State Assemblyman Steven Englebright introduced legislation in April, and it quickly passed by a wide margin in the Assembly.

Shortly thereafter, state Sen. Kemp Hannon of Garden City, the powerful Republican head of the Senate Health Committee, introduced identical legislation in the Senate. It looked as if Long Island would finally begin to address its nitrogen problem.

And then the trouble started.

Lobbyists for the big fertilizer companies descended on Albany, and before long, Sen. Hannon was walking back his support for his own bill, saying maybe we need more studies. This, despite the existence of hundreds of peer-reviewed studies and the clear and mounting evidence that lawn fertilizers with high amounts of water-soluble nitrogen were harming our only source of drinking water and our fragile marine ecosystems.

Meanwhile, the Long Island Nitrogen Action Plan, a taxpayer-funded initiative established by the state Department of Environmental Conservation and charged with developing plans to reduce nitrogen pollution on Long Island, had been meeting with stakeholders.

The Fertilizer Working Group, comprised of fertilizer manufacturers, landscapers, scientists and environmental advocates met several times, with predictable results.

Manufacturers and landscapers argued strenuously against any regulations on fertilizer, while scientists and environmental advocates held that regulation was exactly what was needed.

Everyone agreed that voluntary measures and public education would be unlikely to produce a significant reduction, but there was no agreement on a solution.

And so, after spending $5 million of taxpayer’s money, LINAP failed to produce a workable solution. A draft report advocated a ban on high-nitrogen, water-soluble fertilizers that pollute our water, but it was never formally approved, and DEC kept it secret.

As the legislation sat in the Senate awaiting action, the DEC – the agency charged with protecting our water – sat on its hands, refusing to endorse this simple and elegant solution. DEC officials said privately that they were hoping for a “compromise.”

Really? Long Islanders should compromise their water quality so the biggest fertilizer companies could continue selling their polluting products?

Is that how the DEC protects our water?

Now, I might add here that the nitrogen issue is only one of many problems plaguing Long Island’s water.

We also need to address saltwater intrusion in our wells from overpumping, find a solution to remove emerging contaminants like 1, 4-dioxane and perfluorinated compounds (PFCs), and devote resources to deal with the ever-pressing issue of legacy contaminants from long gone industries and agricultural practices that continue to threaten our water supply.

But back to the fertilizer law.
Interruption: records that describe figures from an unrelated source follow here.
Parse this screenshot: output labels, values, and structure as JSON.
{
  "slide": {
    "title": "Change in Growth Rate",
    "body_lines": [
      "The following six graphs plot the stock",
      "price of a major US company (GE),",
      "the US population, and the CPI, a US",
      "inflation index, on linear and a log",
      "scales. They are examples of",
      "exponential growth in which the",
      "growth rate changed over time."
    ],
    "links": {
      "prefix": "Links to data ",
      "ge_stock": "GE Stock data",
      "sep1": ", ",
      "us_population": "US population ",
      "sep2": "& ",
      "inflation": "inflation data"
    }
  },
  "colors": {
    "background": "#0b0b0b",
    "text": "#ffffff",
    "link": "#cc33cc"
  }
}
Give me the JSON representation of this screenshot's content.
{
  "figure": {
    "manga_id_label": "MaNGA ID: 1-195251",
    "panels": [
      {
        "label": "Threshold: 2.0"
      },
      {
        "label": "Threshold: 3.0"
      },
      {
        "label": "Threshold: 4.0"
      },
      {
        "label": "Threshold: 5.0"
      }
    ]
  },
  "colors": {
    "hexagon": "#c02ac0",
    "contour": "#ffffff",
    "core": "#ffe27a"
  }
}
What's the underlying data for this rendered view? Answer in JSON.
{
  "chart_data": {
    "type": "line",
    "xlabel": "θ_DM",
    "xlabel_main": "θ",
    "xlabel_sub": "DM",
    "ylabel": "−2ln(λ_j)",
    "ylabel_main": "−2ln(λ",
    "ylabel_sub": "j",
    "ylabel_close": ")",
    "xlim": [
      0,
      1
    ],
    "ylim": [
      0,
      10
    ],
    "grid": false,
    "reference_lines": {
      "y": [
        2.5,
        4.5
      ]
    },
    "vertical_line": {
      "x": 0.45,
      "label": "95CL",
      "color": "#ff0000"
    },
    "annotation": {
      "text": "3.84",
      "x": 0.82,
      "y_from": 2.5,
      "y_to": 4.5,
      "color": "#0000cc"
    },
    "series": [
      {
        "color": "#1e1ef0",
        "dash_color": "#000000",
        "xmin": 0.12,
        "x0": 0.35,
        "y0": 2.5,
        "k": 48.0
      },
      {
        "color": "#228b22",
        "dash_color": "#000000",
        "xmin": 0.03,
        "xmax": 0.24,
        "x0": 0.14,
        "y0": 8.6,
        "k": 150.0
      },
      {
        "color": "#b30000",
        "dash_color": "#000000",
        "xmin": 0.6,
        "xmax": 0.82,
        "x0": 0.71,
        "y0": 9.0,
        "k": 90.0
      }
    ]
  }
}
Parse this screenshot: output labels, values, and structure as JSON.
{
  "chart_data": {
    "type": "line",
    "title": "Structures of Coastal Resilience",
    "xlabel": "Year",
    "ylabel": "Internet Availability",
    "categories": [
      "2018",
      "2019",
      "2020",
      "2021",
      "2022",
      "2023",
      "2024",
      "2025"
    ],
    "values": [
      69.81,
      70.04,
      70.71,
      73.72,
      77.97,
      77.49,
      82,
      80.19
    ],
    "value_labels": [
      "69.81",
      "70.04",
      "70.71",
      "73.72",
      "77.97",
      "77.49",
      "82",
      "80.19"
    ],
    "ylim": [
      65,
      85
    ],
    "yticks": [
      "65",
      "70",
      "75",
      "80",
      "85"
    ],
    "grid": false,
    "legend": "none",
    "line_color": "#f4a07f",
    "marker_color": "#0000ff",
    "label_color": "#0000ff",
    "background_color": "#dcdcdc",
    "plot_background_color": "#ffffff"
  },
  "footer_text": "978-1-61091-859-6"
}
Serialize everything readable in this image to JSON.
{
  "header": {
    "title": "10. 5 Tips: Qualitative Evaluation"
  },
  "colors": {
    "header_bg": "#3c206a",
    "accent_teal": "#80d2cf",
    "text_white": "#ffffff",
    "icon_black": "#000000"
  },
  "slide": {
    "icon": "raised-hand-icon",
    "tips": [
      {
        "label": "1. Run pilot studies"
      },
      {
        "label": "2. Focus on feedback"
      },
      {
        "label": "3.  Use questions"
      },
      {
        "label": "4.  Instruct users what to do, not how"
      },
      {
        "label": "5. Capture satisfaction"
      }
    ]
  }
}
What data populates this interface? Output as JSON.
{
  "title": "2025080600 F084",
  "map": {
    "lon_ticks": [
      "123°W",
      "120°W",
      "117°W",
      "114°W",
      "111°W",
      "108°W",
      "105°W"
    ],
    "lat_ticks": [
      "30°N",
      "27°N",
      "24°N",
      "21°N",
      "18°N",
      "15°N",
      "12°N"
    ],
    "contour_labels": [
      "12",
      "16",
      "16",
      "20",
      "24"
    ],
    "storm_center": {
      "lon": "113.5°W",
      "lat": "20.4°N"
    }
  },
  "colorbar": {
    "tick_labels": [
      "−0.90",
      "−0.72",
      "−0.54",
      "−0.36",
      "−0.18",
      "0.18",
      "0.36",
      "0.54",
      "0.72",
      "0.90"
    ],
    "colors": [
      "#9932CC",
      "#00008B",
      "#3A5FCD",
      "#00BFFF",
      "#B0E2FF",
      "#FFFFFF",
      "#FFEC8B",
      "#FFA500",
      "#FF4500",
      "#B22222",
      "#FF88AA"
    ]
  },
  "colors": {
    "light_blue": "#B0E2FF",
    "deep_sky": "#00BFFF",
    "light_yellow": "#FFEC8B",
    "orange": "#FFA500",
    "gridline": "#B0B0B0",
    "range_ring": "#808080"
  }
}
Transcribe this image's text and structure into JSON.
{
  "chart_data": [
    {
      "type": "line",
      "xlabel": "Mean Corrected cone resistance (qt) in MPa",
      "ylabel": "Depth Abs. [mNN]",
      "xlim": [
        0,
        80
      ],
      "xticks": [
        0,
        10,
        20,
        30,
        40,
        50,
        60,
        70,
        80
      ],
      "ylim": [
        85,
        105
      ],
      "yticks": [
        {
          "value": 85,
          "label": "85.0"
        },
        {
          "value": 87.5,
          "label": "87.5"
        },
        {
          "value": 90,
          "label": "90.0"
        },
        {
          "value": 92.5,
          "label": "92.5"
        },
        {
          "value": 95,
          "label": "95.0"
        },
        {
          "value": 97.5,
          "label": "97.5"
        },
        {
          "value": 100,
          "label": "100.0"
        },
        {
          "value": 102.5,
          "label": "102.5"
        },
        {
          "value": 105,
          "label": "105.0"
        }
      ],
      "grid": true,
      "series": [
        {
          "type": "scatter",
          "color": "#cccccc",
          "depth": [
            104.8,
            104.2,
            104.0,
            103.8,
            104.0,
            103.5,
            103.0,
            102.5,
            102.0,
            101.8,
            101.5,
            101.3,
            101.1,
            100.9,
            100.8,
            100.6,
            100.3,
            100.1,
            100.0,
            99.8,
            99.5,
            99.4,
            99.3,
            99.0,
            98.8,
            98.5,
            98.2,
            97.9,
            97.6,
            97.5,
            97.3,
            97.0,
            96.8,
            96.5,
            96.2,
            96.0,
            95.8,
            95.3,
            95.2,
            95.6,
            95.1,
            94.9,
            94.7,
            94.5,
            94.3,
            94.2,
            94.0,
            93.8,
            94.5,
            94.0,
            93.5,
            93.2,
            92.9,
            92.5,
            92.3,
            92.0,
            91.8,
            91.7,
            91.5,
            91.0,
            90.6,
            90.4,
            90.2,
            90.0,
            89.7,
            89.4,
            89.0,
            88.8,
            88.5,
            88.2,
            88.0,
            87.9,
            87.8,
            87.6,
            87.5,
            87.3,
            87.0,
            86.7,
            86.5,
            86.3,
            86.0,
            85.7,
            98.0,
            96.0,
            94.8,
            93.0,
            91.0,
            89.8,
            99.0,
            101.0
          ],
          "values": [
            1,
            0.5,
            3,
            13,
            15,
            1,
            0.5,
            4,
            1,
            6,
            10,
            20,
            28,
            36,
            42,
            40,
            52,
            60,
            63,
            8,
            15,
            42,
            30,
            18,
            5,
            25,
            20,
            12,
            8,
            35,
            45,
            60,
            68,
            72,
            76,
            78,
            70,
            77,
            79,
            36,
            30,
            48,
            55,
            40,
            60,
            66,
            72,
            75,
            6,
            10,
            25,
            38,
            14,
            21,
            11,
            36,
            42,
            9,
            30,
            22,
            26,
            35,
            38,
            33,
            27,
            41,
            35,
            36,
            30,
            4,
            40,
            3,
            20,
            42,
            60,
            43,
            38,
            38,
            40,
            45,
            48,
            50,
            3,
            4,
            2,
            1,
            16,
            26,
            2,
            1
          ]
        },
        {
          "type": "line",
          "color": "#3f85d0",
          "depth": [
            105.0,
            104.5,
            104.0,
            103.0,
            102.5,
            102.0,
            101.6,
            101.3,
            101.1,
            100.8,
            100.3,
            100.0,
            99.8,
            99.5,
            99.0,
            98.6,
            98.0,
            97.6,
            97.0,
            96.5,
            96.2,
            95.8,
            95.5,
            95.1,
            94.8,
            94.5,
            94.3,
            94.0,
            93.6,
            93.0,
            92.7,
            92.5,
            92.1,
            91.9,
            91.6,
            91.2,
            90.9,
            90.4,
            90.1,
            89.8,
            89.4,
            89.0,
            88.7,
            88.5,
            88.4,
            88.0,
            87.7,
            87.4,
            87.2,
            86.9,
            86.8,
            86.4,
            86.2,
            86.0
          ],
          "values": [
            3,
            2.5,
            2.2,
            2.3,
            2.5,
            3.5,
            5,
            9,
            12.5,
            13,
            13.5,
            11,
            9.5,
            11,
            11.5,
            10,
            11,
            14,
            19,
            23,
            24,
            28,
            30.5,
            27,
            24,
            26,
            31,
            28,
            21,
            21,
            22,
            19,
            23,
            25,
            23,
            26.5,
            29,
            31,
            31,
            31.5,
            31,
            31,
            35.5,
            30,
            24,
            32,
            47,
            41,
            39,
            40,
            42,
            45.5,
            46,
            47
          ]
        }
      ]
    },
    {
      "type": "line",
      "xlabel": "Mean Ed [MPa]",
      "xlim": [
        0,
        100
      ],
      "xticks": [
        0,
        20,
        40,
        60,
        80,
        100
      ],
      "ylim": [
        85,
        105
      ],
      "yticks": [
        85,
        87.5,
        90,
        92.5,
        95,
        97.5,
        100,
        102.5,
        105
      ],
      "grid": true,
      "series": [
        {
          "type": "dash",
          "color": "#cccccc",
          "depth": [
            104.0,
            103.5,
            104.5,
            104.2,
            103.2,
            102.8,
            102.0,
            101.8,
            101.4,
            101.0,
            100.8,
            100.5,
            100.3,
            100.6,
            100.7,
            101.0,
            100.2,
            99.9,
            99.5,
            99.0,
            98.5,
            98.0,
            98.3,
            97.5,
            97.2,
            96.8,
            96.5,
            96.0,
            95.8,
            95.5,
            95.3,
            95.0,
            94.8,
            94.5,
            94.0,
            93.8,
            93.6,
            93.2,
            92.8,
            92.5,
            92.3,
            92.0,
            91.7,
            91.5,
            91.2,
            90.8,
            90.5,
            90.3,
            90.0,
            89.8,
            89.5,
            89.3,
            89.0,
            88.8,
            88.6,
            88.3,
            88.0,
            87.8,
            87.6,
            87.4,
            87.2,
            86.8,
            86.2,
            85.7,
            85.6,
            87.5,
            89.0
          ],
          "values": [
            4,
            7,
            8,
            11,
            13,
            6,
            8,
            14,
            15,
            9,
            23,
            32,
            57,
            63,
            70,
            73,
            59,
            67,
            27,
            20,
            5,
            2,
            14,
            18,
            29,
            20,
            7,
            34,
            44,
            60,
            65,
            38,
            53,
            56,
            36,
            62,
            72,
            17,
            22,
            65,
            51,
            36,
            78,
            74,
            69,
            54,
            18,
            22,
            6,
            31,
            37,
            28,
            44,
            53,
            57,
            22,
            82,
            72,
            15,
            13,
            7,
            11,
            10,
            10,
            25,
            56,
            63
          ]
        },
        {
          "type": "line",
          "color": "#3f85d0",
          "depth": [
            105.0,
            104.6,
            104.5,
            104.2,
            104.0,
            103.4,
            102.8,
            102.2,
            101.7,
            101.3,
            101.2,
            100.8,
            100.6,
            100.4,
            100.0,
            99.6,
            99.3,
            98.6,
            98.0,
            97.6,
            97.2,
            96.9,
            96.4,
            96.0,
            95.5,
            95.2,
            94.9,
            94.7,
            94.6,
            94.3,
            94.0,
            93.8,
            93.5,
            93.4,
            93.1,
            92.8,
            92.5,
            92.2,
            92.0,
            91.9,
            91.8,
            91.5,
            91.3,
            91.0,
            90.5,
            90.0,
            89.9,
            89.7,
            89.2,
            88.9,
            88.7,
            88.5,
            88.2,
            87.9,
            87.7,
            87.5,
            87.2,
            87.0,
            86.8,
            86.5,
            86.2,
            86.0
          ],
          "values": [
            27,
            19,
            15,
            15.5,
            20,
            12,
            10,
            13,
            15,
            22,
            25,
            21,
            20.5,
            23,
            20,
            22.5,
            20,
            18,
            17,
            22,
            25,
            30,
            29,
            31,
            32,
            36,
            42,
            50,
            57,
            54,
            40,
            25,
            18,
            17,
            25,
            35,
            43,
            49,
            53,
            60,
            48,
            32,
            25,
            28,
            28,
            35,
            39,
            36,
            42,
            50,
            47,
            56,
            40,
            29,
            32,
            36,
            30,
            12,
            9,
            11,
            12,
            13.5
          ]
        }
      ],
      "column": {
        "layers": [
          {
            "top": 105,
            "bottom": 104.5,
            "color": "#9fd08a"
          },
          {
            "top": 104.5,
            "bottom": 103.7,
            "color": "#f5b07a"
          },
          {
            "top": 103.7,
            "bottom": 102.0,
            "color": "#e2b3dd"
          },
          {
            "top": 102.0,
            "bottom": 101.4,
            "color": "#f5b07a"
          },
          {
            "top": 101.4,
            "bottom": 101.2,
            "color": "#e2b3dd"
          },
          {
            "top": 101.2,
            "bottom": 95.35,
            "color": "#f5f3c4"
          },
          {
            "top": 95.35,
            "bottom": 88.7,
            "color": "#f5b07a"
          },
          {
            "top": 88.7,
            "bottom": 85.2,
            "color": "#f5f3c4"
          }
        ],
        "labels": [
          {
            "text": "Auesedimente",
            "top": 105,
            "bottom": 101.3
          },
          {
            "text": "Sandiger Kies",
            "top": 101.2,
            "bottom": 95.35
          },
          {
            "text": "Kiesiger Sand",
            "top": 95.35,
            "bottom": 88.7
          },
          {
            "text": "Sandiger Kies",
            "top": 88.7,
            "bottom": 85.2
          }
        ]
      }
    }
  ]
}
The legislative session came to an end this week and the state Senate allowed the bill to die quietly, never bringing it to the floor for a vote.

So next time you hear about the closure of drinking water wells due to high levels of nitrates, harmful algal blooms causing beach closures, shellfish bed contamination and harm to marine life, you’ll know that high nitrogen water soluble fertilizers are partly to blame.

And the people who we elected who are supposed to protect our water failed to pass this common sense and critically important law.

Apparently, water and politics don’t mix.